If you’re interested in learning more about this systemic issue listen to this part of Caleb Sima’s presentation. In this presentation, Caleb hints at a possible solution, which is “control tokens”. A token is simply a word (or part of a word) converted into an LLM-readable object. These special control tokens will be baked into the foundational LLM during training and will take priority over user input. Reaching the holy grail of separation between the control and data planes within LLMs.

Synthetic Voice Detection

Finally, I want to share a patent Google published that’s attempting to detect synthetic voices. If you’re not aware, cloning someone’s voice is easy. Like I only need 3 seconds of audio easy. Cloned voices can be used for all kinds of stuff, such as bypassing voice biometrics or impersonating executives to steal $35M.

“Essentially, this system uses multiple AI models to detect whether speech it hears is synthetic or real.

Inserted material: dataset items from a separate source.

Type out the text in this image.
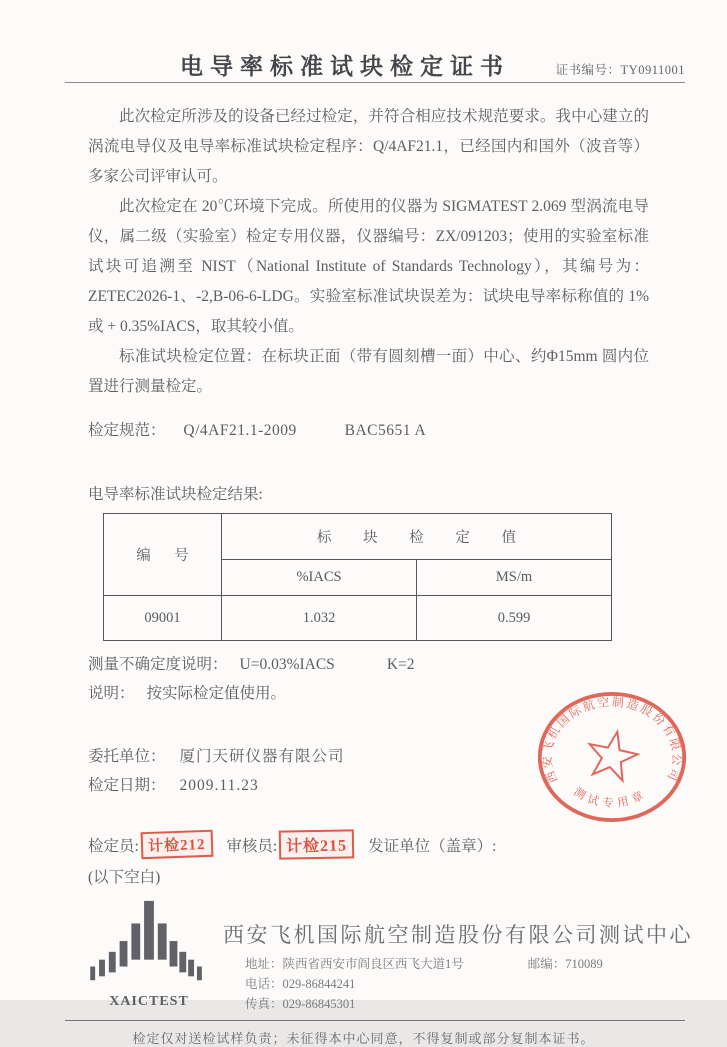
电导率标准试块检定证书	证书编号：TY0911001

此次检定所涉及的设备已经过检定，并符合相应技术规范要求。我中心建立的涡流电导仪及电导率标准试块检定程序：Q/4AF21.1，已经国内和国外（波音等）多家公司评审认可。

此次检定在 20℃环境下完成。所使用的仪器为 SIGMATEST 2.069 型涡流电导仪，属二级（实验室）检定专用仪器，仪器编号：ZX/091203；使用的实验室标准试块可追溯至 NIST（National Institute of Standards Technology），其编号为：ZETEC2026-1、-2,B-06-6-LDG。实验室标准试块误差为：试块电导率标称值的 1%或 + 0.35%IACS，取其较小值。

标准试块检定位置：在标块正面（带有圆刻槽一面）中心、约Φ15mm 圆内位置进行测量检定。

检定规范： Q/4AF21.1-2009	BAC5651 A
电导率标准试块检定结果:
编 号	标 块 检 定 值	
	%IACS	MS/m
09001	1.032	0.599
测量不确定度说明： U=0.03%IACS	K=2
说明： 按实际检定值使用。
委托单位： 厦门天研仪器有限公司
检定日期： 2009.11.23
检定员: 计检212	审核员: 计检215	发证单位（盖章）:
(以下空白)
西安飞机国际航空制造股份有限公司
测试专用章
XAICTEST
西安飞机国际航空制造股份有限公司测试中心
地址：陕西省西安市阎良区西飞大道1号	邮编：710089
电话：029-86844241
传真：029-86845301
检定仅对送检试样负责；未征得本中心同意，不得复制或部分复制本证书。
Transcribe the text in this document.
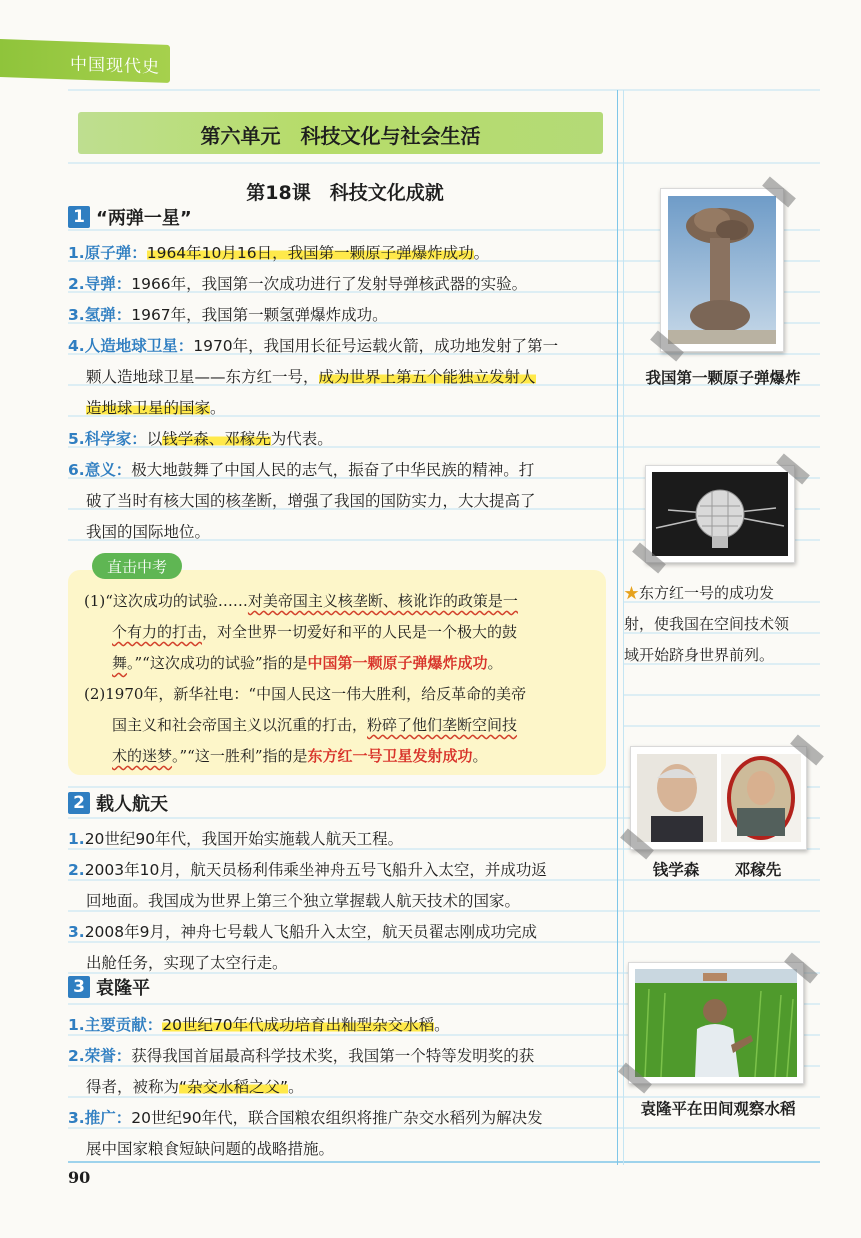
中国现代史
第六单元　科技文化与社会生活
第18课　科技文化成就
1 “两弹一星”
1.原子弹：1964年10月16日，我国第一颗原子弹爆炸成功。
2.导弹：1966年，我国第一次成功进行了发射导弹核武器的实验。
3.氢弹：1967年，我国第一颗氢弹爆炸成功。
4.人造地球卫星：1970年，我国用长征号运载火箭，成功地发射了第一
颗人造地球卫星——东方红一号，成为世界上第五个能独立发射人
造地球卫星的国家。
5.科学家：以钱学森、邓稼先为代表。
6.意义：极大地鼓舞了中国人民的志气，振奋了中华民族的精神。打
破了当时有核大国的核垄断，增强了我国的国防实力，大大提高了
我国的国际地位。
直击中考
(1)“这次成功的试验……对美帝国主义核垄断、核讹诈的政策是一
个有力的打击，对全世界一切爱好和平的人民是一个极大的鼓
舞。”“这次成功的试验”指的是中国第一颗原子弹爆炸成功。
(2)1970年，新华社电：“中国人民这一伟大胜利，给反革命的美帝
国主义和社会帝国主义以沉重的打击，粉碎了他们垄断空间技
术的迷梦。”“这一胜利”指的是东方红一号卫星发射成功。
2 载人航天
1.20世纪90年代，我国开始实施载人航天工程。
2.2003年10月，航天员杨利伟乘坐神舟五号飞船升入太空，并成功返
回地面。我国成为世界上第三个独立掌握载人航天技术的国家。
3.2008年9月，神舟七号载人飞船升入太空，航天员翟志刚成功完成
出舱任务，实现了太空行走。
3 袁隆平
1.主要贡献：20世纪70年代成功培育出籼型杂交水稻。
2.荣誉：获得我国首届最高科学技术奖，我国第一个特等发明奖的获
得者，被称为“杂交水稻之父”。
3.推广：20世纪90年代，联合国粮农组织将推广杂交水稻列为解决发
展中国家粮食短缺问题的战略措施。
我国第一颗原子弹爆炸
★东方红一号的成功发
射，使我国在空间技术领
域开始跻身世界前列。
钱学森	邓稼先
袁隆平在田间观察水稻
90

First, a self-supervised model trained only on samples of “human-originated speech,” extracts features of a user’s audio input to make it easier for the next model to understand. That data is then sent to a “shallow discriminator model,” which is trained on synthetic speech. The second model scores the speech data to determine if it breaks a threshold of being synthetic or not.” (Patent Drop)

I’m hopeful that defenders will eventually have the sustained upper hand over attackers in a world of generative AI. I’m not alone in my optimism. Palmer Luckey agrees that GenAI will provide defenders with a home-field advantage against attackers.